Unveiling the Aroma of Apprehension: Máret Ánne Sara Revamps Tate's Exhibition Space with Arctic Deer Themed Installation

Attendees to the renowned gallery are accustomed to unexpected encounters in its vast Turbine Hall. They've basked under an simulated sun, slid down helter skelters, and observed AI-powered jellyfish floating through the air. But this marks the first time they will be immersing themselves in the complex nose passages of a reindeer. The latest artistic project for this immense space—developed by Indigenous Sámi artist Máret Ánne Sara—welcomes gallerygoers into a winding structure modeled after the expanded inside of a reindeer's nose airways. Inside, they can wander around or unwind on skins, tuning in on headphones to Sámi elders imparting tales and wisdom.

Why the Nose?

What's the focus on the nose? It could appear playful, but the exhibit pays tribute to a little-known scientific wonder: experts have discovered that in a fraction of a second, the reindeer's nose can raise the temperature of the ambient air it breathes in by 80°C, enabling the creature to thrive in extreme Arctic conditions. Enlarging the nose to human-scale dimensions, Sara says, "generates a feeling of insignificance that you as a human being are not dominant over nature." She is a former reporter, children's author, and environmental activist, who is from a reindeer-herding family in the far north of Norway. "Perhaps that generates the chance to shift your outlook or evoke some humbleness," she adds.

A Tribute to Indigenous Heritage

The maze-like installation is among various elements in Sara's absorbing art project honoring the heritage, knowledge, and philosophy of the Sámi, Europe's only Indigenous people. Traditionally mobile, the Sámi total approximately 100,000 people ranged across the Norwegian north, Finland, the Swedish Lapland, and the Kola region (an region they call Sápmi). They've endured discrimination, forced assimilation, and suppression of their tongue by all four nations. By focusing on the reindeer, an creature at the center of the Sámi mythology and founding narrative, the work also highlights the people's issues relating to the environmental emergency, property rights, and external control.

Symbolism in Elements

On the lengthy entrance ramp, there's a towering, eighty-five-foot formation of reindeer hides trapped by electrical wires. It can be read as a analogy for the governance and financial structures restricting the Sámi. Partly a utility pole, part heavenly staircase, this part of the artwork, called Goavve-, refers to the Sámi word for an severe climatic event, in which solid sheets of ice develop as varying temperatures melt and refreeze the snow, trapping the reindeers' primary cold-season sustenance, lichen. The condition is a result of global heating, which is taking place up to much more rapidly in the Arctic than in other regions.

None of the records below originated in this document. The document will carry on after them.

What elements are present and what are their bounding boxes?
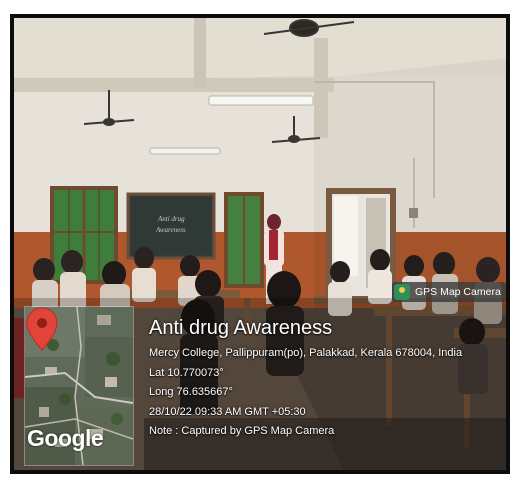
- map-thumbnail[interactable]: Google: [24, 306, 134, 466]
- address-text: Mercy College, Pallippuram(po), Palakkad…: [149, 347, 463, 359]
- google-logo: Google: [27, 425, 104, 451]
- datetime-text: 28/10/22 09:33 AM GMT +05:30: [149, 405, 306, 418]
- blackboard-line-2: Awareness: [155, 226, 186, 234]
- longitude-text: Long 76.635667°: [149, 386, 233, 398]
- note-text: Note : Captured by GPS Map Camera: [149, 425, 335, 437]
- location-info-panel: Anti drug Awareness Mercy College, Palli…: [149, 316, 509, 442]
- map-pin-icon: [26, 307, 58, 351]
- camera-badge-label: GPS Map Camera: [415, 286, 501, 298]
- gps-map-camera-app-icon: [394, 284, 410, 300]
- blackboard-line-1: Anti drug: [157, 215, 185, 223]
- photo-frame: Anti drug Awareness Google GPS Map Camer…: [10, 14, 510, 474]
- latitude-text: Lat 10.770073°: [149, 366, 224, 379]
- event-title: Anti drug Awareness: [149, 317, 333, 339]
- gps-map-camera-badge: GPS Map Camera: [392, 282, 506, 302]
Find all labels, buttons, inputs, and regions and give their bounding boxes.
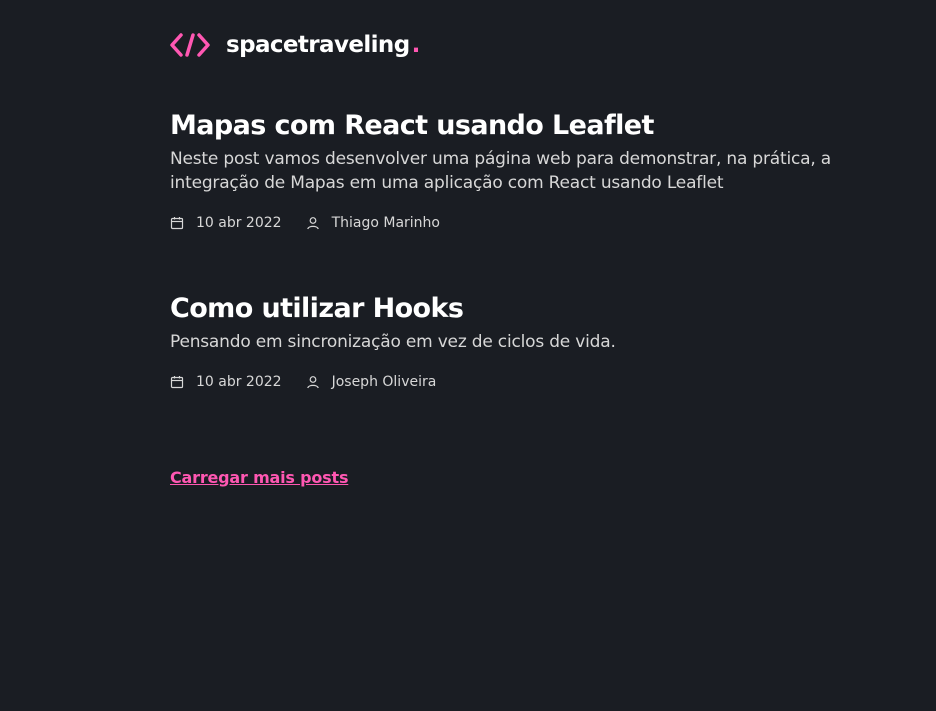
code-brackets-icon[interactable] (170, 32, 210, 58)
post-author-text: Joseph Oliveira (331, 374, 437, 390)
post-title[interactable]: Mapas com React usando Leaflet (170, 109, 870, 143)
calendar-icon (170, 217, 184, 230)
user-icon (306, 376, 319, 389)
site-logo-text[interactable]: spacetraveling (226, 30, 410, 60)
site-logo-dot: . (411, 32, 421, 58)
post-info: 10 abr 2022 Joseph Oliveira (170, 372, 870, 392)
post-date: 10 abr 2022 (170, 215, 282, 231)
post-date: 10 abr 2022 (170, 374, 282, 390)
post-author: Joseph Oliveira (306, 374, 437, 390)
calendar-icon (170, 376, 184, 389)
site-header: spacetraveling . (170, 30, 420, 60)
post-item[interactable]: Como utilizar Hooks Pensando em sincroni… (170, 292, 870, 392)
post-info: 10 abr 2022 Thiago Marinho (170, 213, 870, 233)
post-item[interactable]: Mapas com React usando Leaflet Neste pos… (170, 109, 870, 233)
post-author-text: Thiago Marinho (331, 215, 440, 231)
post-date-text: 10 abr 2022 (196, 215, 282, 231)
post-author: Thiago Marinho (306, 215, 440, 231)
post-subtitle: Pensando em sincronização em vez de cicl… (170, 332, 616, 352)
post-title[interactable]: Como utilizar Hooks (170, 292, 870, 326)
post-date-text: 10 abr 2022 (196, 374, 282, 390)
user-icon (306, 217, 319, 230)
post-subtitle: Neste post vamos desenvolver uma página … (170, 149, 831, 193)
load-more-posts-link[interactable]: Carregar mais posts (170, 468, 348, 487)
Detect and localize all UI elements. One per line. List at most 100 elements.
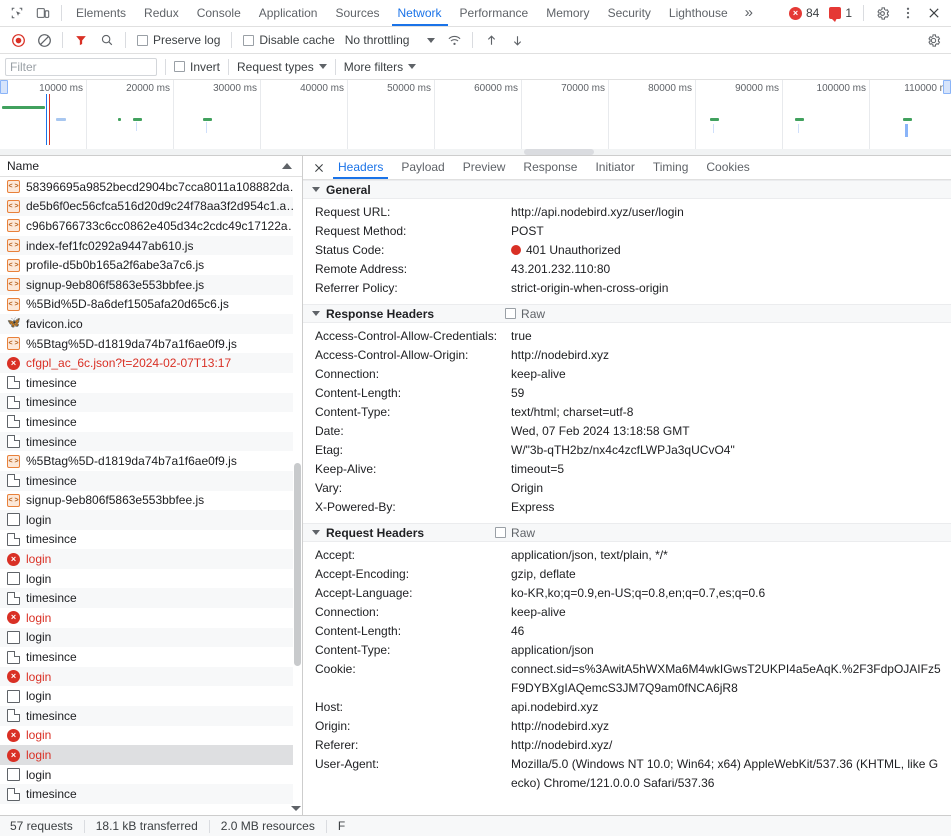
request-row[interactable]: < > signup-9eb806f5863e553bbfee.js [0, 491, 302, 511]
header-value[interactable]: Mozilla/5.0 (Windows NT 10.0; Win64; x64… [511, 755, 951, 793]
header-value[interactable]: true [511, 327, 540, 346]
request-raw-toggle[interactable]: Raw [495, 526, 535, 540]
tab-timing[interactable]: Timing [644, 156, 698, 179]
header-value[interactable]: POST [511, 222, 552, 241]
gear-icon[interactable] [869, 1, 895, 25]
request-row[interactable]: < > %5Btag%5D-d1819da74b7a1f6ae0f9.js [0, 451, 302, 471]
request-row[interactable]: timesince [0, 588, 302, 609]
request-row[interactable]: < > %5Bid%5D-8a6def1505afa20d65c6.js [0, 295, 302, 315]
tab-response[interactable]: Response [514, 156, 586, 179]
header-value[interactable]: 401 Unauthorized [511, 241, 629, 260]
tab-memory[interactable]: Memory [537, 0, 598, 26]
header-value[interactable]: 43.201.232.110:80 [511, 260, 618, 279]
request-row[interactable]: × cfgpl_ac_6c.json?t=2024-02-07T13:17 [0, 353, 302, 373]
request-row[interactable]: < > %5Btag%5D-d1819da74b7a1f6ae0f9.js [0, 334, 302, 354]
request-row[interactable]: timesince [0, 373, 302, 393]
overview-scrollbar-thumb[interactable] [524, 149, 594, 155]
request-row[interactable]: < > profile-d5b0b165a2f6abe3a7c6.js [0, 255, 302, 275]
tab-performance[interactable]: Performance [451, 0, 538, 26]
invert-checkbox[interactable]: Invert [174, 60, 220, 74]
header-value[interactable]: 46 [511, 622, 532, 641]
request-row[interactable]: login [0, 686, 302, 706]
tab-application[interactable]: Application [250, 0, 327, 26]
request-row[interactable]: login [0, 569, 302, 589]
header-value[interactable]: http://nodebird.xyz [511, 717, 617, 736]
import-har-icon[interactable] [478, 28, 504, 52]
header-value[interactable]: Origin [511, 479, 551, 498]
more-filters-dropdown[interactable]: More filters [344, 60, 417, 74]
header-value[interactable]: keep-alive [511, 603, 574, 622]
request-row[interactable]: < > signup-9eb806f5863e553bbfee.js [0, 274, 302, 295]
more-tabs-icon[interactable]: » [737, 0, 761, 26]
tab-preview[interactable]: Preview [454, 156, 515, 179]
header-value[interactable]: keep-alive [511, 365, 574, 384]
response-raw-toggle[interactable]: Raw [505, 307, 545, 321]
request-row[interactable]: < > c96b6766733c6cc0862e405d34c2cdc49c171… [0, 216, 302, 236]
kebab-menu-icon[interactable] [895, 1, 921, 25]
request-list-scrollbar[interactable] [291, 177, 302, 815]
header-value[interactable]: timeout=5 [511, 460, 572, 479]
header-value[interactable]: connect.sid=s%3AwitA5hWXMa6M4wkIGwsT2UKP… [511, 660, 951, 698]
inspect-element-icon[interactable] [4, 1, 30, 25]
network-conditions-icon[interactable] [441, 28, 467, 52]
request-row[interactable]: timesince [0, 784, 302, 804]
sort-ascending-icon[interactable] [282, 163, 292, 169]
filter-input[interactable] [5, 57, 157, 76]
device-toolbar-icon[interactable] [30, 1, 56, 25]
network-overview-timeline[interactable]: 10000 ms 20000 ms 30000 ms 40000 ms 5000… [0, 80, 951, 156]
request-row[interactable]: × login [0, 745, 302, 765]
throttling-dropdown[interactable]: No throttling [341, 33, 438, 47]
request-row[interactable]: timesince [0, 392, 302, 413]
clear-network-log-icon[interactable] [31, 28, 57, 52]
header-value[interactable]: ko-KR,ko;q=0.9,en-US;q=0.8,en;q=0.7,es;q… [511, 584, 773, 603]
header-value[interactable]: http://nodebird.xyz/ [511, 736, 620, 755]
request-types-dropdown[interactable]: Request types [237, 60, 327, 74]
tab-payload[interactable]: Payload [392, 156, 453, 179]
request-row[interactable]: login [0, 765, 302, 785]
request-row[interactable]: × login [0, 726, 302, 746]
tab-network[interactable]: Network [389, 0, 451, 26]
header-value[interactable]: Wed, 07 Feb 2024 13:18:58 GMT [511, 422, 698, 441]
tab-redux[interactable]: Redux [135, 0, 188, 26]
tab-security[interactable]: Security [599, 0, 660, 26]
preserve-log-checkbox[interactable]: Preserve log [131, 33, 226, 47]
section-general-header[interactable]: General [303, 180, 951, 199]
network-settings-gear-icon[interactable] [920, 28, 946, 52]
search-icon[interactable] [94, 28, 120, 52]
header-value[interactable]: Express [511, 498, 562, 517]
section-response-headers-header[interactable]: Response Headers Raw [303, 304, 951, 323]
tab-lighthouse[interactable]: Lighthouse [660, 0, 737, 26]
request-row[interactable]: timesince [0, 470, 302, 491]
request-row[interactable]: × login [0, 608, 302, 628]
request-row[interactable]: 🦋 favicon.ico [0, 314, 302, 334]
request-row[interactable]: timesince [0, 412, 302, 432]
request-row[interactable]: < > 58396695a9852becd2904bc7cca8011a10888… [0, 177, 302, 197]
overview-selection-handle-right[interactable] [943, 80, 951, 94]
tab-headers[interactable]: Headers [329, 156, 392, 179]
disable-cache-checkbox[interactable]: Disable cache [237, 33, 340, 47]
header-value[interactable]: strict-origin-when-cross-origin [511, 279, 676, 298]
tab-console[interactable]: Console [188, 0, 250, 26]
request-row[interactable]: timesince [0, 530, 302, 550]
header-value[interactable]: W/"3b-qTH2bz/nx4c4zcfLWPJa3qUCvO4" [511, 441, 743, 460]
warning-counter[interactable]: 1 [825, 6, 856, 22]
header-value[interactable]: text/html; charset=utf-8 [511, 403, 641, 422]
scroll-down-arrow-icon[interactable] [291, 806, 301, 811]
header-value[interactable]: 59 [511, 384, 532, 403]
tab-cookies[interactable]: Cookies [697, 156, 758, 179]
request-row[interactable]: timesince [0, 431, 302, 452]
tab-sources[interactable]: Sources [326, 0, 388, 26]
header-value[interactable]: http://api.nodebird.xyz/user/login [511, 203, 692, 222]
filter-icon[interactable] [68, 28, 94, 52]
request-row[interactable]: login [0, 510, 302, 530]
header-value[interactable]: api.nodebird.xyz [511, 698, 606, 717]
header-value[interactable]: application/json [511, 641, 602, 660]
header-value[interactable]: gzip, deflate [511, 565, 584, 584]
request-row[interactable]: < > de5b6f0ec56cfca516d20d9c24f78aa3f2d95… [0, 196, 302, 217]
section-request-headers-header[interactable]: Request Headers Raw [303, 523, 951, 542]
export-har-icon[interactable] [504, 28, 530, 52]
close-details-icon[interactable] [309, 158, 329, 178]
request-row[interactable]: login [0, 627, 302, 648]
request-row[interactable]: × login [0, 666, 302, 687]
request-row[interactable]: < > index-fef1fc0292a9447ab610.js [0, 235, 302, 256]
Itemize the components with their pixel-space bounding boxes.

Three years ago, I met with Sara in Guovdageaidnu during a goavvi winter and went with Sámi pastoralists on their snowmobiles in biting cold as they hauled containers of food pellets on to the exposed frozen landscape to provide manually. The herd surrounded round us, digging the icy ground in vain attempts for lichen-covered pieces. This expensive and labour-intensive process is having a severe influence on herding practices—and on the animals' natural survival. But the choice is starvation. When such conditions become routine, reindeer are dying—a number from hunger, others suffocating after falling into lakes and rivers through unstable frozen surfaces. On one level, the art is a monument to them. "With the layering of elements, in a way I'm bringing the phenomenon to London," says Sara.

Diverging Perspectives

The sculpture also emphasizes the clear difference between the modern interpretation of electricity as a resource to be utilized for economic benefit and existence and the Sámi philosophy of energy as an natural power in animals, humans, and land. This venue's history as a coal and oil power station is tied up in this, as is what the Sámi see as green colonialism by regional governments. As they strive to be leaders for sustainable power, these states have clashed with the Sámi over the building of wind energy projects, river barriers, and mines on their native soil; the Sámi argue their legal protections, livelihoods, and traditions are endangered. "It's hard being such a tiny group to stand your ground when the arguments are based on environmental protection," Sara comments. "Mining practices has appropriated the language of sustainability, but still it's just attempting to find more suitable ways to persist in habits of use."

Family Conflicts

She and her kin have themselves clashed with the state authorities over its tightening rules on reindeer management. Previously, Sara's brother embarked on a series of finally failed lawsuits over the required reduction of his animals, supposedly to stop vegetation depletion. To back him, Sara developed a four-year set of creations named Pile O'Sápmi comprising a colossal drape of four hundred cranial remains, which was shown at the the show Documenta 14 and later obtained by the National Museum of Oslo, where it resides in the lobby.

Creative Expression as Awareness

For numerous Indigenous people, creative work seems the only sphere in which they can be listened to by outsiders. In 2022, Sara was {one of three|among a group of|

Jeffery Sims
Jeffery Sims

A tech strategist with over a decade in digital innovation, specializing in AI integration and sustainable tech solutions.